Tick-tock: Journalism jargon for a story that recounts events in chronological order, as if accompanied by the soundtrack of a ticking clock.
From my Twitter feed:
An Oklahoma way of life: A tick-tock by @jswatz and me on racing time with a tornado. nyti.ms/11etBTl
— Dan Barry (@DanBarryNYT) May 24, 2013
Word Spy’s Paul McFedries credits the late William Safire with the first mention in print of this usage of “tick-tock.” Safire included it in his book The New Language of Politics: an Anecdotal Dictionary of Catchwords, Slogans, and Political Usage. McFedries gives the book’s publication date as 1972, but Wikipedia and Safire’s New York Times obituary—he died in 2009—give it as 1968.
Here’s Safire’s definition of “tick-tock”:
TICK-TOCK journalists argot for story listing chronology leading up to a major announcement or event. ... A tick-tock (the metaphor, obviously, of a clock moving toward a fateful hour) is often written with boldface dates indicating significant meetings or preliminary events, and is more reportorial than a “think piece” or "thumbsucker”…

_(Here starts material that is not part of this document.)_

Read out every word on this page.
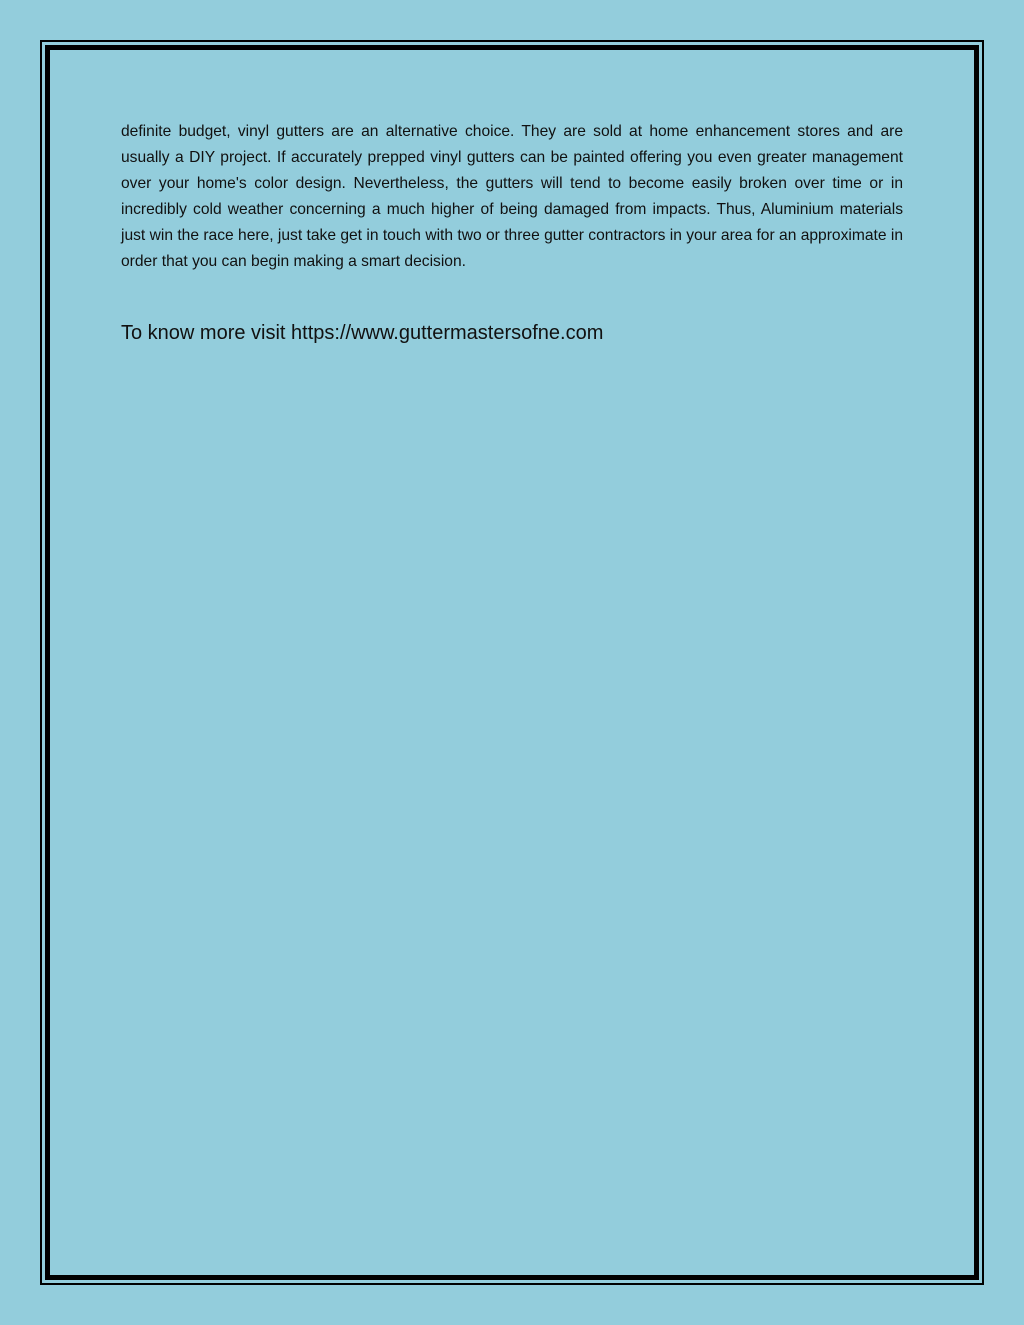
definite budget, vinyl gutters are an alternative choice. They are sold at home enhancement stores and are usually a DIY project. If accurately prepped vinyl gutters can be painted offering you even greater management over your home's color design. Nevertheless, the gutters will tend to become easily broken over time or in incredibly cold weather concerning a much higher of being damaged from impacts. Thus, Aluminium materials just win the race here, just take get in touch with two or three gutter contractors in your area for an approximate in order that you can begin making a smart decision.

To know more visit https://www.guttermastersofne.com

See the Word Spy entry for a list of other journalism jargon, including muffin choker, charticle (a Fritinancy word of the week in 2009), and Danny Boy.
I don't believe "tick-tock" appeared in the 1968 first edition of The New Language of Politics. (After the 1972 edition, it was published as Safire's Political Dictionary in 1978, 1993, and 2008.) Safire also defined "tick-tock" in a 1973 Times column.
http://select.nytimes.com/gst/abstract.html?res=F50615F83A59137A93C4A91782D85F478785F9
Posted by: Ben Zimmer | May 28, 2013 at 04:45 AM
Thanks for that clarification, Ben. And thanks for the link to the Safire column, which was mostly about another excellent bit of journalese: MEGO ("my eyes glaze over").
For other readers: Ben Zimmer was William Safire's successor as the NYT's "On Language" column. Ben is now executive director of the Visual Thesaurus and language columnist for the Boston Globe.